Monday 19 November 2012

Autism and Mainstream Schooling - Yes!

Today I'm going to briefly refer back to an earlier post I did this month: Autism and Mainstream Schooling - Do They Mix?

I was apprehensive about the start of this half term for Sasha. Things had not been going so well for the last couple of weeks before the break; I was having to go into the classroom regularly to retrieve Sasha at the end of each day. That might sound like a good thing, almost as if she's having so much fun she doesn't want to go home, but it's actually the opposite - she's been so overwhelmed by the day or upset by an incident that she can't pull herself together and move on. I was concerned that the 'down' instances might snowball and become impossible in the run up to Christmas.

Well..... (I almost don't want to write this *clutches nearest piece of wood very tightly* but...) 
so far, so good. It's nice to be able to update you in a cheerful way. I had the teacher consultation recently, and it was thankfully a very positive one.

The teacher really warmed the cockles of my heart (overseas visitors may want to google or click here for an explanation of that particular phrase...!) by praising how well Sasha has coped with the transition to Year 1. It's nice to hear an appreciation and understanding of how difficult things are for Sasha. Flexibility is key to working and achieving with Sasha, and right now the school are doing that in a great way. There are times when Sasha just will not join in with the group, and so it is true that she is not necessarily working to the same level as her classmates at all times, but at least she is progressing and attempting some more challenging things.

As I think I've said before, Sasha is actually quite 'bright' in a lot of ways - she has now moved on from teaching herself Spanish to attempting French (not curriculum for Year 1!), she is particularly good with numbers, and her spelling and reading have improved significantly. 

She has come on in leaps and bounds with regards to her understanding of all sort of situations - she can now grasp the concept of what will happen in the future, something we struggled with a lot previously. She still doesn't necessarily understand social rules and boundaries, but she's working on them. Unlike the commonly listed traits of autism, she is sociable and can be empathetic. We are extremely lucky that she is a curious and outgoing kind of girl naturally as this has helped in many situations!

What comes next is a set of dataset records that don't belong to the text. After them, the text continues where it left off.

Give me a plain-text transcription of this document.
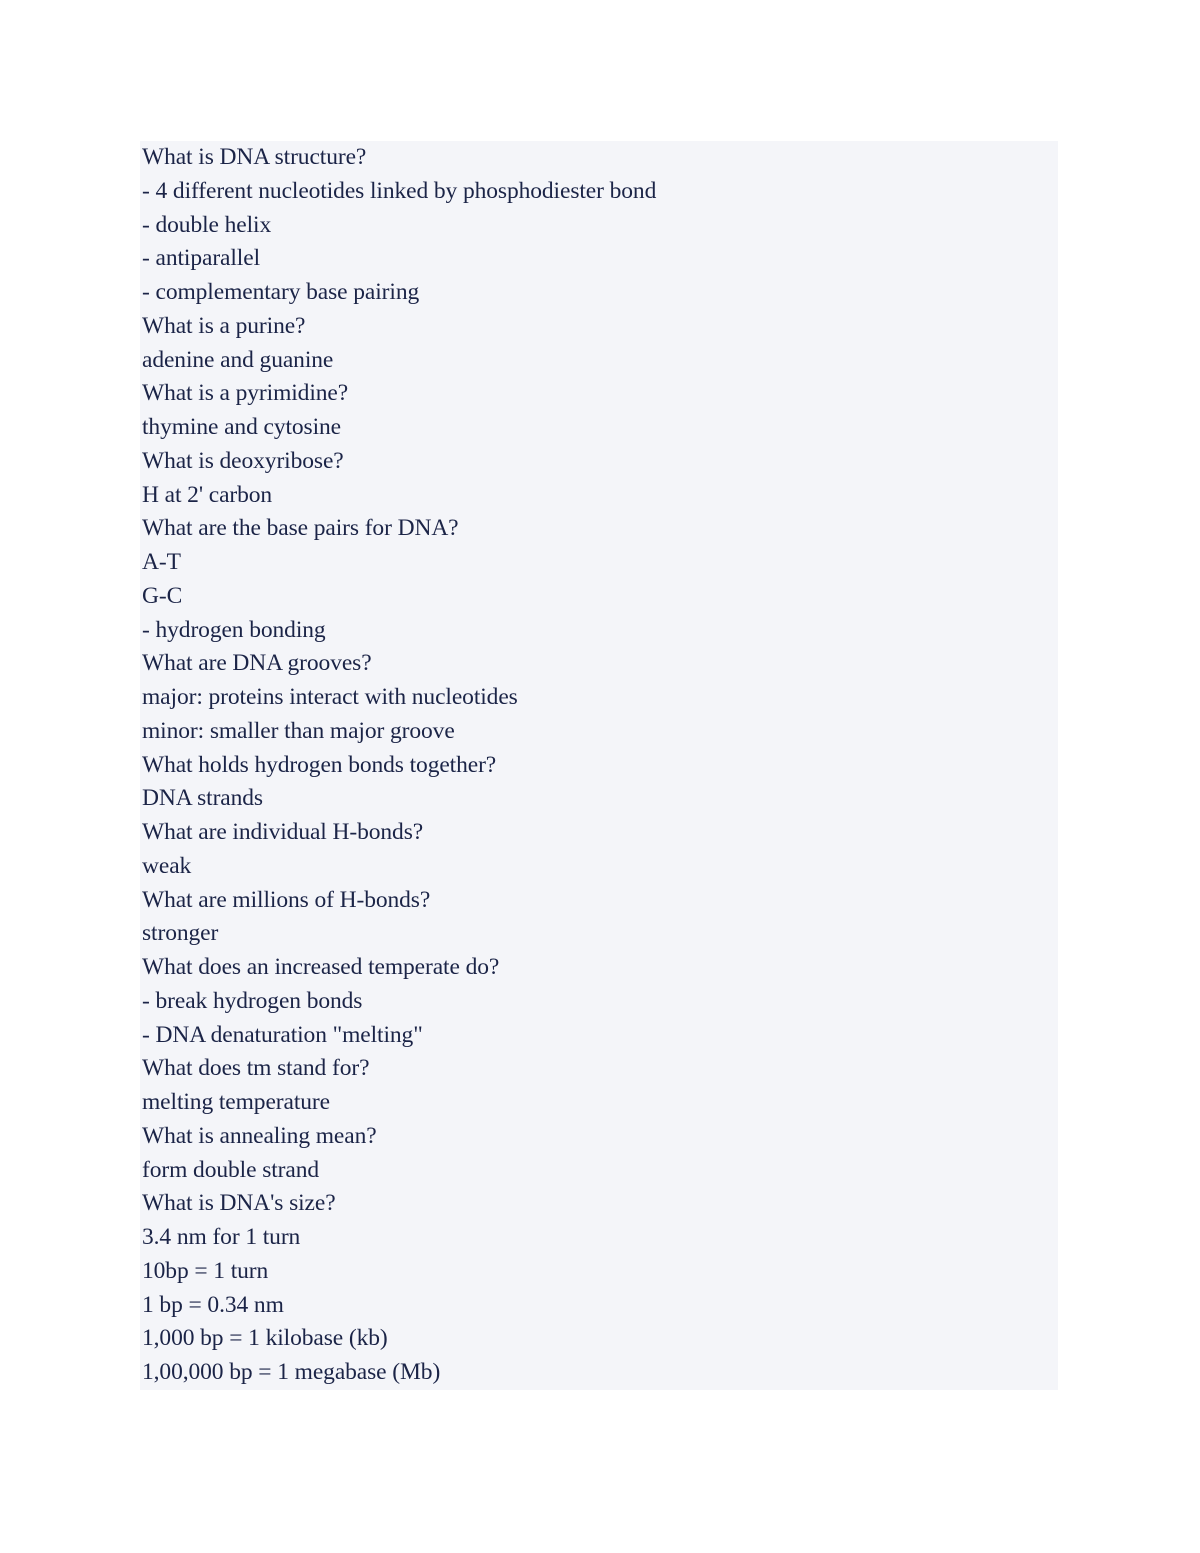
What is DNA structure?
- 4 different nucleotides linked by phosphodiester bond
- double helix
- antiparallel
- complementary base pairing
What is a purine?
adenine and guanine
What is a pyrimidine?
thymine and cytosine
What is deoxyribose?
H at 2' carbon
What are the base pairs for DNA?
A-T
G-C
- hydrogen bonding
What are DNA grooves?
major: proteins interact with nucleotides
minor: smaller than major groove
What holds hydrogen bonds together?
DNA strands
What are individual H-bonds?
weak
What are millions of H-bonds?
stronger
What does an increased temperate do?
- break hydrogen bonds
- DNA denaturation "melting"
What does tm stand for?
melting temperature
What is annealing mean?
form double strand
What is DNA's size?
3.4 nm for 1 turn
10bp = 1 turn
1 bp = 0.34 nm
1,000 bp = 1 kilobase (kb)
1,00,000 bp = 1 megabase (Mb)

Her main struggle currently appears to be writing. Whilst she can write her own name perfectly (in joined-up/cursive writing as they are taught at our school), she refuses to attempt any other words. Partly because her pencil grip is not so strong, but also, I believe, because she has a fear of failure and won't try in case she gets it wrong. It takes me back to when she was at nursery and would always scribble big black lines over any picture she had drawn. A couple of theories given to us were that either she was depicting the nightfall coming after her picture, or that she wasn't happy with the end result so didn't want it to be seen. Maybe at the age of 3 it was neither and she just loved black scribble, who can say?! She certainly couldn't explain why herself back then. Her use of language has improved measurably too, something which I will be coming onto in my next post. 

Anyhow I digress... I just wanted to update everyone with an answer to my own question - I'd say that 'YES!', autism and mainstream schooling do mix - for us, and for now at least. 
I don't have all the answers, but we're hanging on in there.Smiley

Last week I was also extremely thankful for all our lives after watching our eldest girl, Tamsin, nearly squished on a zebra crossing by school - she was half way across with a friend, when a car overtook, on the wrong side of the road, two stationary cars which had already stopped at the crossing. Smiley The speeding car missed my girl by inches and I think I spent the rest of the day in shock. It strangely made me happier and more determined to live life to the full though - go on, spread the word!